The people here know what the land is like. All my life I've watched 'bright' government types with degrees and environmental education come in and decide how to do things, ignoring the advice of the locals, and down the line a dozen years watch it cost taxpayers millions (upwards of $30 mn in one case) before government critters realized it should have been done the way the locals already knew. Highways, bridges, dredging... it doesn't matter, the government screws it up and the locals pay -- like the recent two-year battle with FEMA and their expensive scientists doing a new flood-plain determination, which had places in a twenty-year flood zone that haven't had a flood in the memory even of the local tribes, and then millions of dollars in legal expenses to get it challenged and finally double--checked, only to find that those scientists never put a foot on the ground checking actual flood data! and that after assuring everyone that their figures were without error, learning half of it rested on a calibration error that had one side of a river flowing a meter higher than the other! That process cost millions, and in the end it came down to doing what the locals said in the first place: send engineers around with the landowners to look at past flood evidence, and go from there. After nearly ten million dollars wasted, they wised up and got it right.
Oh -- trees: farmers here would like to put in more trees. Thanks to regulations, they're not allowed to. That kind of idiocy is why one farmer decided he was just going to blow the dikes on his pasture and move (neighbors pointed out he'd better dike their fields first, because they weren't moving... which changed his mind).

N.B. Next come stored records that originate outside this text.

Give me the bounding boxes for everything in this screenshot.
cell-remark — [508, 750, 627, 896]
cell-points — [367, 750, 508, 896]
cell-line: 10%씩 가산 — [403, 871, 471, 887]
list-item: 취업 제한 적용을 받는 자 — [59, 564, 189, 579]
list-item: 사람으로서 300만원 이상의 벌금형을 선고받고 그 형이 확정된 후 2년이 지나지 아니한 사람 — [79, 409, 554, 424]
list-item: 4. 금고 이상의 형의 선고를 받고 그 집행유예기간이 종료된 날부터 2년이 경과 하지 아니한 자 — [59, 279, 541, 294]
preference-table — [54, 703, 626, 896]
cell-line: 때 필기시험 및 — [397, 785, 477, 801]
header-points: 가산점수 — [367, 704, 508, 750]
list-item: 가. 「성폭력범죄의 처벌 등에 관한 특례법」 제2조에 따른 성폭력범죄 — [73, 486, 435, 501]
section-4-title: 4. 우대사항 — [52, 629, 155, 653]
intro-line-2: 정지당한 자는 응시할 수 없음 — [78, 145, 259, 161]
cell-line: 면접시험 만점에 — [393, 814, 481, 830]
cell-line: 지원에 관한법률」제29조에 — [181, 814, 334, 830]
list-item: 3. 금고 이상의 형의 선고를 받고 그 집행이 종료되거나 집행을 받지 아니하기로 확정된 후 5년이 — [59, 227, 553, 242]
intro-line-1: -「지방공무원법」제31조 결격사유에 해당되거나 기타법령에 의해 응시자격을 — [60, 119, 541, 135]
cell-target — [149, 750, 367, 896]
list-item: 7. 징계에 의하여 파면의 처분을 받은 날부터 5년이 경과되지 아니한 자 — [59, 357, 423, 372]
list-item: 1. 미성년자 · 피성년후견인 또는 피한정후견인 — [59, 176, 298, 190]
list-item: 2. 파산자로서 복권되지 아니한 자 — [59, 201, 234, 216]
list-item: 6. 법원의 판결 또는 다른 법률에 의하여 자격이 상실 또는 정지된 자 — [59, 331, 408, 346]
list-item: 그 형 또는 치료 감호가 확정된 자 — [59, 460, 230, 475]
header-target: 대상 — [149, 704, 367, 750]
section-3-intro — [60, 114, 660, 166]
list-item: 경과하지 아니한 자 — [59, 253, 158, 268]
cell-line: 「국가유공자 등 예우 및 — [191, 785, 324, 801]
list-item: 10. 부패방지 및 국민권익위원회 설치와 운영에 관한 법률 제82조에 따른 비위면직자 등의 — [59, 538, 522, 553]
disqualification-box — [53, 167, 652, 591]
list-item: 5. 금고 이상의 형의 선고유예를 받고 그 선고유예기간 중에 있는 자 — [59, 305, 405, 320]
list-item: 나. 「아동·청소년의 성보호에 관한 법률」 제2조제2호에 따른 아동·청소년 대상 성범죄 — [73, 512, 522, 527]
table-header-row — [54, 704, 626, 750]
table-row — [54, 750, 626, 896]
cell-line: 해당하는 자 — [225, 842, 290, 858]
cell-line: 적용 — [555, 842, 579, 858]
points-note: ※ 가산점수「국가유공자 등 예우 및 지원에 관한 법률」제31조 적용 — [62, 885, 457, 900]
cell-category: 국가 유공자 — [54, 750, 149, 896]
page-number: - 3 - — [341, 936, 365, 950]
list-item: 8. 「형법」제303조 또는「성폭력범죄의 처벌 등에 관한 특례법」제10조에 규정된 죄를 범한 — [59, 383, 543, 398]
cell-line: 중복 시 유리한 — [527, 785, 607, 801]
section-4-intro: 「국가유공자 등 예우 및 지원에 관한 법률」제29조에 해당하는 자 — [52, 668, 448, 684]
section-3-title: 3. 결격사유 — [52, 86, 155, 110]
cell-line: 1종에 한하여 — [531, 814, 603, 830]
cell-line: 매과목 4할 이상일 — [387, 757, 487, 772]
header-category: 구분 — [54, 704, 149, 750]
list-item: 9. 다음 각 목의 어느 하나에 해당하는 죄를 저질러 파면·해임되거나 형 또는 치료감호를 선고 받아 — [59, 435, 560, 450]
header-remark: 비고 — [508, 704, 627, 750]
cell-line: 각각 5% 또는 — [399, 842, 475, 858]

And as for number of animals, the locals are a generation ahead of the government on that -- when the Dept. of Agr. came out with their latest critters per acre figures, everyone laughed, and the farmers co-ops got together to write letters telling the government to wise up and not allow so many animals per unit area, that they were doing it wrong by trying to calculate defecation and runoff, ground compression from hooves, and such, when they should have been asking the question of what population density provides for optimal health for the herd. The second answer is substantially lower than the guesstimates the government had.